A few weeks ago during a winter storm, there was an automobile accident on the freeway entrance ramp that I use almost every day. A local man lost control of his car on the ice and slid into the guardrail. He wasn’t hurt, so he decided to call his wife to tell her about the accident and let her know he was fine. Then, while he was inspecting the damage to his car, another driver slid on the same ice and hit him — killing him at the scene. I learned about the accident from my son, who works with the son of the man who was killed.
My prayer surprised me. Why did I think of this man after all these years? Why did I feel compelled to pray for him?
While driving past the accident site a few days later, I started praying for my son’s friend and his family. Then it struck me to pray for the other driver. How was he feeling, knowing he had killed someone? As I drove, I prayed that God would give the man comfort, encouragement and peace.
As I was thinking about the angst this man must be suffering, my mind went back to another accident. This one happened 39 years ago. A drunken driver ran a red light and broadsided our car. Two of my sisters, one 8 and the other 3, were killed. I wondered how that driver felt today. I can’t imagine how he has lived with the guilt and pain these past 39 years. But I’ve never even given a thought to him. So I did something I’ve never done before. I prayed for the man who killed my sisters. I asked God to relieve his pain and his guilt. I also asked God to give him peace and to heal him.
My prayer surprised me. Why did I think of this man after all these years? Why did I feel compelled to pray for him? Where were these thoughts coming from?
As I continued to drive and wonder, the sermon I had given the previous week came to mind. I was preaching from Luke 6 and had spent a few minutes on verses 27-28, which read, “But to you who are listening I say: Love your enemies, do good to those who hate you, bless those who curse you, pray for those who mistreat you.” I realized I had just forgiven the man who killed my sisters, and I had prayed for my “enemy.”
It was an unbelievably freeing moment. I had actually asked God to bless the man who had caused my family and me so much pain. What enabled me to do that? That’s when it really hit me. I was able to pray for him because for the first time, I saw this man through Christ’s eyes.
Jesus does not look at him as the man who drank too much and caused a deadly accident. Jesus sees a brother, a precious child of God, whose mistake had horrific consequences. This one mistake took two innocent lives and forever changed two families — his and mine. But the mistake did not stop or change this man from being who he is and always will be — God’s beloved child. God never stopped loving him or wanting to have a personal relationship with him.

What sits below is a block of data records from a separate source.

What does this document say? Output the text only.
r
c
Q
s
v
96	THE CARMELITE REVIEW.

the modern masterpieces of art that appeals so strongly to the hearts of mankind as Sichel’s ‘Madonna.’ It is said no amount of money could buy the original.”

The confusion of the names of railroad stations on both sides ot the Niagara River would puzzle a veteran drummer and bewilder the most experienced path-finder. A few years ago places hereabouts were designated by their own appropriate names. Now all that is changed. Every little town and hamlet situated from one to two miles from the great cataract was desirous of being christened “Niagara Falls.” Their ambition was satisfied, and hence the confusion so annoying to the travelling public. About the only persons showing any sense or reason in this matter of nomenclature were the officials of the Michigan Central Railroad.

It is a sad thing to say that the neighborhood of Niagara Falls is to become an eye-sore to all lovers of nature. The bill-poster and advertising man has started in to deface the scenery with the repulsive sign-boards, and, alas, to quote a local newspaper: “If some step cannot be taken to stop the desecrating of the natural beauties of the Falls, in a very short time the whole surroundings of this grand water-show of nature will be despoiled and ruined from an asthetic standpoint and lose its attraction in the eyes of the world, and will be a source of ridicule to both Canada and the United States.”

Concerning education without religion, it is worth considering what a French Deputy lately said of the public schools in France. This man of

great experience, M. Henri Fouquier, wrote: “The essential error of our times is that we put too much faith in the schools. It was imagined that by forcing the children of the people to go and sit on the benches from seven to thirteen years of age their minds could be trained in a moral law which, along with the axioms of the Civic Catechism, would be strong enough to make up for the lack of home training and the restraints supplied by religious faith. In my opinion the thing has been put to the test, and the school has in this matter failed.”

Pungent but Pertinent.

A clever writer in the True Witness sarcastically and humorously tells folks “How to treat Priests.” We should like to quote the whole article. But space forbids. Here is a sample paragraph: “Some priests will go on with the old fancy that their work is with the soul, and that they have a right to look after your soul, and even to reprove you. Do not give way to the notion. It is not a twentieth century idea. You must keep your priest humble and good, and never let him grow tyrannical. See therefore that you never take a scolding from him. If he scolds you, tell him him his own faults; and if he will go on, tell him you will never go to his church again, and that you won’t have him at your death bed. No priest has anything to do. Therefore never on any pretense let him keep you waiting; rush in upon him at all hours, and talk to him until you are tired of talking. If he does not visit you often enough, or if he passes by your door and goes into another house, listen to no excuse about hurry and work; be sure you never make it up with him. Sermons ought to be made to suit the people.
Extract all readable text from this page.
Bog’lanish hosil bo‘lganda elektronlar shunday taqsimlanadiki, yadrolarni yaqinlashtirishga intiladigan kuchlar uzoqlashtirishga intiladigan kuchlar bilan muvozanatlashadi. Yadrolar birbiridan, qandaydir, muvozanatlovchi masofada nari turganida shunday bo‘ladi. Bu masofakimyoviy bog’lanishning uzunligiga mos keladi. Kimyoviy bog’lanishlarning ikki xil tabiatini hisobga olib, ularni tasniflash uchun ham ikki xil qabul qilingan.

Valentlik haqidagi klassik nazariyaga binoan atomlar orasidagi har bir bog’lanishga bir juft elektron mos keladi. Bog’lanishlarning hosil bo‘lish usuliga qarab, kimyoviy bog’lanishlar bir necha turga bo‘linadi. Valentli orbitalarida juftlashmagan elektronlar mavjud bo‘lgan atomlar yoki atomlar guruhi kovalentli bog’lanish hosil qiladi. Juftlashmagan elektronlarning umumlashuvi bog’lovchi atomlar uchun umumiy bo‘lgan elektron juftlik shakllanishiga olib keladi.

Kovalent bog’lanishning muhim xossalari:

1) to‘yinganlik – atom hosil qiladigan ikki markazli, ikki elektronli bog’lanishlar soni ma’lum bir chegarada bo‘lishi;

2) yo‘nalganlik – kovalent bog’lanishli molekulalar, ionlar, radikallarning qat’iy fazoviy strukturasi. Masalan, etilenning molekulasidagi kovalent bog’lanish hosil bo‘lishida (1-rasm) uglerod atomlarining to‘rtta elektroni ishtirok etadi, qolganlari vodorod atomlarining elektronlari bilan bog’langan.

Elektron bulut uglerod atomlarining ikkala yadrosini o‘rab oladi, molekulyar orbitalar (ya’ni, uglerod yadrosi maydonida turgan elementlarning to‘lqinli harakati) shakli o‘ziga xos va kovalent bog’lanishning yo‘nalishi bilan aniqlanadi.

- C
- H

I don’t know where this man is today. I have no idea whether he is a believer. All I know is that God inspired me to pray for him and I did. That prayer changed me.
Praying for our enemies frees us from a lot of emotional baggage and enables us to see others as God sees them. Further, it helps us place others in God’s hands and trust him to do his work in them just as he does his work in us. Our “enemies” are God’s children.
My prayer for the man who killed my sisters inspired me. I believe God was reminding me that in Christ, all my friends and all my “enemies” are forgiven, loved and included. Christ provides the restoration: I know that by his love and power I’ll see my sisters again. And he provides the healing and reconciliation: theirs, mine and that of the man who hit us. Jesus is truly our “all in all,” the beginning and the end, the full measure of our lives.